Я заткнул уши, но голос звучал прямо в черепе — сладкий, убаюкивающий. Он обещал конец боли, конец страха, конец одиночества.
Я посмотрел на руку. Пятно дошло до плеча. Кожа истончилась, стала полупрозрачной, под ней угадывались тёмные вены и что-то ещё — что-то, что медленно шевелилось.
Я схватил топор, положил левую руку на стол. Замахнулся. И не смог. Не от страха — просто понял, что поздно. Оно уже внутри. Отрубишь руку — выйдет из культи, из ноги, из груди. Оно везде.
Я бросил топор и вышел на крыльцо. Ночь безлунная, тихая. Озеро — чёрное, и от него поднимался светящийся, слабо мерцающий туман. В тумане стояла фигура. Дядька. Он смотрел на меня и улыбался. Кожа его была бледная, прозрачная, под ней плавали тёмные сгустки.
— Иди сюда, племяш, — позвал он, но голос был не его, а тот самый, утробный, озёрный. — Тут хорошо. Тихо. Тепло. Мы все здесь. Вся деревня. Все, кто жил и умер. Мы гниём вместе. Присоединяйся.
Я сделал шаг. Потом ещё. Ноги сами несли меня к воде. Я вошёл в озеро. Вода — тёплая, густая, как кисель, — обняла меня, потянула вниз. Я не сопротивлялся.
И тут я увидел их.

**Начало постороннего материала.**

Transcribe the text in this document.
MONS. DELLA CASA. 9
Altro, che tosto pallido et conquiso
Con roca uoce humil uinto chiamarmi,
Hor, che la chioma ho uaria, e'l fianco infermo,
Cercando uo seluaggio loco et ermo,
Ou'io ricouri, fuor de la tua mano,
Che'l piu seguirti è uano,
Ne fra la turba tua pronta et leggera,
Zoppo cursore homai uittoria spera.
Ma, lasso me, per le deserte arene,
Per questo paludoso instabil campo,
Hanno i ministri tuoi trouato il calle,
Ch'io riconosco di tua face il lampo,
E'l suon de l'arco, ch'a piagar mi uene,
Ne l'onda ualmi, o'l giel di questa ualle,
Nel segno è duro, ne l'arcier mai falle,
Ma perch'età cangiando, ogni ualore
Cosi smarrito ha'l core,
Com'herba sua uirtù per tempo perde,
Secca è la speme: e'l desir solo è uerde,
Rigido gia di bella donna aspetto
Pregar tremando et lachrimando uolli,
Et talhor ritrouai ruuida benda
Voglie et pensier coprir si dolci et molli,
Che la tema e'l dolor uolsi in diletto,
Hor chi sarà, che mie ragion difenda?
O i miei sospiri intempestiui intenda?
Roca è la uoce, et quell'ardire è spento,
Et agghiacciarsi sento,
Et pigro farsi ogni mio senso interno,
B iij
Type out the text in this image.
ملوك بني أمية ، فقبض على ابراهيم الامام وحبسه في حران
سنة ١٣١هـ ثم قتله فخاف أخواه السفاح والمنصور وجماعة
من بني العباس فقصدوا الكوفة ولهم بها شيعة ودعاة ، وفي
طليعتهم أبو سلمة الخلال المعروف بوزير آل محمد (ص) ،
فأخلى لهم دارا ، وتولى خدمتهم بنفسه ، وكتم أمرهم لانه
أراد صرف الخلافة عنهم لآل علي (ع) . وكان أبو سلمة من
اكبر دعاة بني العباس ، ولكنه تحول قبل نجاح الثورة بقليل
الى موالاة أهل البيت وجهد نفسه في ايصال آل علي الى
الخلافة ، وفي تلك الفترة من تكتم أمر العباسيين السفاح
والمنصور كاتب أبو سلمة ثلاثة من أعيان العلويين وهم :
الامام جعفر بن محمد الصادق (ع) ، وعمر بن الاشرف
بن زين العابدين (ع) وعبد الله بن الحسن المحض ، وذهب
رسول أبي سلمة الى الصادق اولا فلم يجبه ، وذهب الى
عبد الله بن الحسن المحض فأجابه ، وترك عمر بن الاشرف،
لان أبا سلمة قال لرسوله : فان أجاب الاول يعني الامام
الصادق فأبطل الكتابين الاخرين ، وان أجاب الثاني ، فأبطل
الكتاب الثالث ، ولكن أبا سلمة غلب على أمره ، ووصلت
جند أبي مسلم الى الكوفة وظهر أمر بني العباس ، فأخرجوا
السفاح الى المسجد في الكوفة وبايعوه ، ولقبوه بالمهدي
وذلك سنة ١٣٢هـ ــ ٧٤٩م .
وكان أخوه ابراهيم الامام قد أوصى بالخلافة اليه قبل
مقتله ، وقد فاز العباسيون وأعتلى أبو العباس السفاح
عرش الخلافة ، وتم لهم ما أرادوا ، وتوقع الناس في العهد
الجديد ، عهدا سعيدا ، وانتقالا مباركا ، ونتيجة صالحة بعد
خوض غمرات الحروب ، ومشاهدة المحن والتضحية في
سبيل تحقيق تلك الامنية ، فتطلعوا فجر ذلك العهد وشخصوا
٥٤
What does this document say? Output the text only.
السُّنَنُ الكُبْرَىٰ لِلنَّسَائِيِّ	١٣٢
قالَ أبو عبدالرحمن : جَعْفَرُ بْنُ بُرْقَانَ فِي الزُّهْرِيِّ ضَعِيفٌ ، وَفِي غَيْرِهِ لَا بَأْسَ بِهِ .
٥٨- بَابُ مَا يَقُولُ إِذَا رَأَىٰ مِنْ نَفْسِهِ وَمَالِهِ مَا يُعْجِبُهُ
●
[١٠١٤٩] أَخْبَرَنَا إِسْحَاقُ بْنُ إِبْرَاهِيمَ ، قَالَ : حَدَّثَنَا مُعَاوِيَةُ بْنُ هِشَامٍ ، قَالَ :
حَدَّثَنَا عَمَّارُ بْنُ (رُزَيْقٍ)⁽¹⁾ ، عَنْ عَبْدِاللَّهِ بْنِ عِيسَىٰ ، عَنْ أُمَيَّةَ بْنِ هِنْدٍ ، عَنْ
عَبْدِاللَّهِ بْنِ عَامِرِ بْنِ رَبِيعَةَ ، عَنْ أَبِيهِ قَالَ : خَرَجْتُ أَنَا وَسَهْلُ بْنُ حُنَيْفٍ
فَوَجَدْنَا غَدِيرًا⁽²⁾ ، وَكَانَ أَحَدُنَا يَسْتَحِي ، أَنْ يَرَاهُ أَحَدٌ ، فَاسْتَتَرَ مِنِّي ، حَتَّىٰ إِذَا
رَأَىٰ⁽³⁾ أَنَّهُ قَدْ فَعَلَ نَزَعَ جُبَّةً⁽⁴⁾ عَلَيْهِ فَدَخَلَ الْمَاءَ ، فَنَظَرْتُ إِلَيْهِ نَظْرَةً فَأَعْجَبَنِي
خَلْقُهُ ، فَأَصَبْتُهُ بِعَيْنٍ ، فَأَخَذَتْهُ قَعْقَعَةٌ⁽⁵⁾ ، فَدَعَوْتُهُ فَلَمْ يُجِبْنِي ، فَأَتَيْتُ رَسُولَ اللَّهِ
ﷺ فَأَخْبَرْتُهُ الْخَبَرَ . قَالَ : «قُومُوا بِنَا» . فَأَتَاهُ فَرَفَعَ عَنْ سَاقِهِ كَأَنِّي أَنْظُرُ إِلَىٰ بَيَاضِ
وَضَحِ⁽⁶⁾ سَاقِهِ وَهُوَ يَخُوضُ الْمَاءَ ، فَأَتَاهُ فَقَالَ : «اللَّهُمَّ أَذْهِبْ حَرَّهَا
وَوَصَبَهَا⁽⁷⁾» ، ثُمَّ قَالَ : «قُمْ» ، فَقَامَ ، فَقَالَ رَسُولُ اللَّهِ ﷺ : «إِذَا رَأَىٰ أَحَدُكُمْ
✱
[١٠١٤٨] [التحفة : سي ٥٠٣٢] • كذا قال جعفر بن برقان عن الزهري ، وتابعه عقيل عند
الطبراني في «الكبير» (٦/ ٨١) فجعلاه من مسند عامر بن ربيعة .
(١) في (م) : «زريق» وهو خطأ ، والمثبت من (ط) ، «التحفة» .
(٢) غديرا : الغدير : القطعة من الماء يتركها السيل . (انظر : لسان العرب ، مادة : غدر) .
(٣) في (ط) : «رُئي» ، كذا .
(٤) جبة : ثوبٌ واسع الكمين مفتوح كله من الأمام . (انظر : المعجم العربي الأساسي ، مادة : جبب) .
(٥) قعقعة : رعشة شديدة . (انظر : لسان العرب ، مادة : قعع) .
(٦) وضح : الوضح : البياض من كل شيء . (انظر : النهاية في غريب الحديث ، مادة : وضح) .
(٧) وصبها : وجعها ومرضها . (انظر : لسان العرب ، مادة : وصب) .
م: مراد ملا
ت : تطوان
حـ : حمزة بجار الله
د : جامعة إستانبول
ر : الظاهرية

Тех, кто лежал на дне, сплетённых в один огромный, пульсирующий ком. Люди, животные, рыбы — все бледные, прозрачные, полуразложившиеся. Они шевелились, открывали рты, тянули ко мне мягкие, бескостные руки. И от них шёл этот сладкий, удушающий запах.
Я закричал, но вода заполнила рот. Она была сладкой на вкус. Как гнилые яблоки.
Я рванулся назад, к берегу. Что-то держало за ноги. Я бил ногами, хватал руками илистое дно, полз. Выбрался на берег, упал в траву, и меня вырвало чёрной, маслянистой жидкостью.
Я лежал и смотрел в небо. Начинался рассвет. Пятно на руке остановилось у плеча. Болело всё тело — изнутри, будто кости размягчались, теряли форму.
Я встал. Дошёл до дома. Взял дядькин дневник и чистую тетрадь. Сел и начал писать. Всё, что видел. Всё, что знаю. Может, кто-то прочитает. Может, кто-то поверит. Может, кто-то успеет уехать, пока не поздно.
Озеро ждёт. Оно всегда ждёт. Оно гниёт, и гниение это бесконечно. Не ходите на восточный берег. Не пейте воду из колодцев. Не слушайте пение по ночам.
И если почувствуете сладкий запах — бегите. Потому что оно уже рядом. Оно уже в вас.
Я остаюсь. Мне уже не убежать. Я чувствую, как мои внутренности становятся мягкими, как кожа сползает с костей. Скоро я пойду к озеру. Лягу в воду. Стану частью того, что гниёт на дне.
И это не страшно. Это сладко. Очень сладко.